Parish Burial Ground at the Green, Middleboro, MA

This afternoon Jubee and I grabbed some DQ and decided to spend our time as most other normal people do: walk through a graveyard nearby. As 105 was on the way, we pulled up along the cemetery and perused.

I had not been there in several years (has it really been seven years already!?), when it was one of the “field trips” in a New England Archaeology course I had with the wonderful Edward Gallagher. We had gone into the Congo church across the road (an exact replica, it seemed, to the Hanson Congo, and every other New England Congo Church!) Then we had explored the cemetery – it has a great many old stones, and lots of interesting carvings.

So today, I was happy to become reacquainted with the cemetery. From old slate to newer marble to newest granite, the cemetery is quite large, and still serves the Middleboro community. We stuck to the older sections, always my favorite. But perhaps my preference mimics the study of history in general – historians for the most part are not interested in the modern, but rather the past (About what time frame did your high school history classes go up to?). Yet with each successive generation comes a need to research the previous!

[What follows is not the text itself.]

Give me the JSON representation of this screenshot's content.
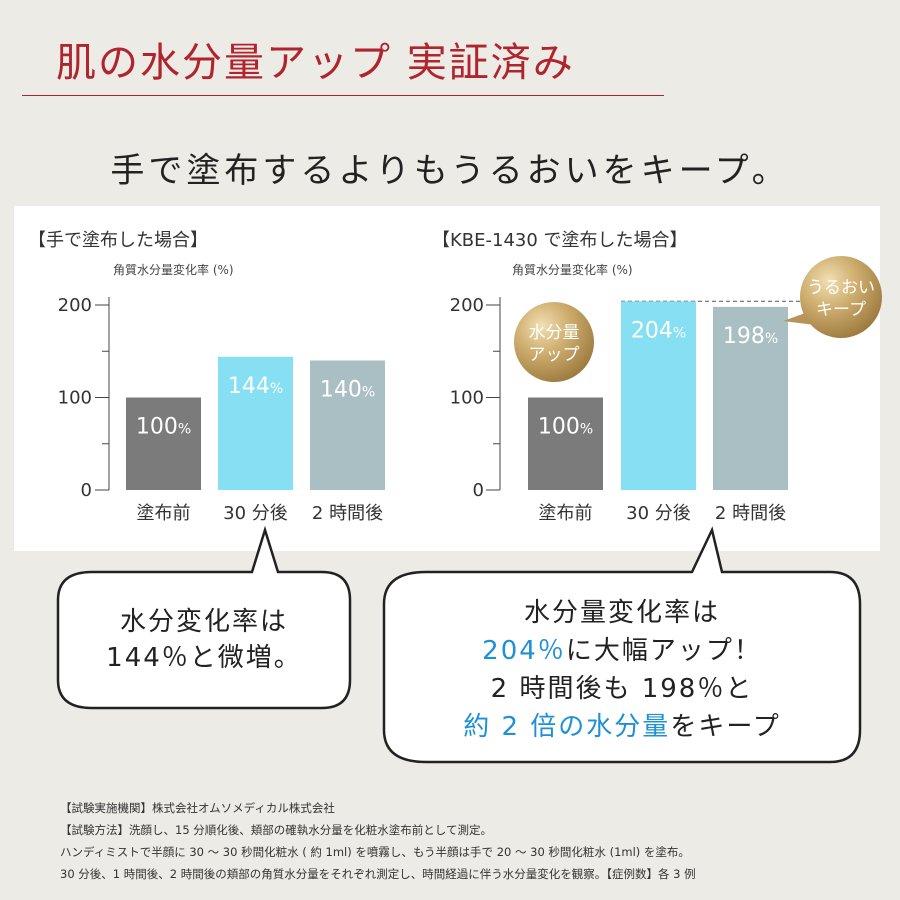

Sadly I had forgotten to bring my camera. But Jubee had pointed out that she was interested in finding poetry on stones, for she had been inspired after recently received an assignment to write an epitaph for an English class. I always love looking at gravestones from new approaches, so it was fun to seek out poetry.

I told her about the beloved epitaph oft-quoted by AGS’ers – “I told you I was sick!!”

There were many, many spiritual references. We searched around for paper and a pencil (usually staple goods in my purse), but only came up with our napkins from Dairy Queen.. so just jotted down a few.

Here’s a sad one for a young girl:
“See the lovely blooming flower
Fades and withers in an hour
So our transient comforts fly
Pleasures only bloom to die”

In addition, I was interested in some stones in the back right corner, many of which belonged to the Thompson family. They were large white marble stones, mostly 1800s, but they were stained a dark red color. Is there a significant amount of local iron ore in the stone? I would like to look more into where stone is quarried for local stones.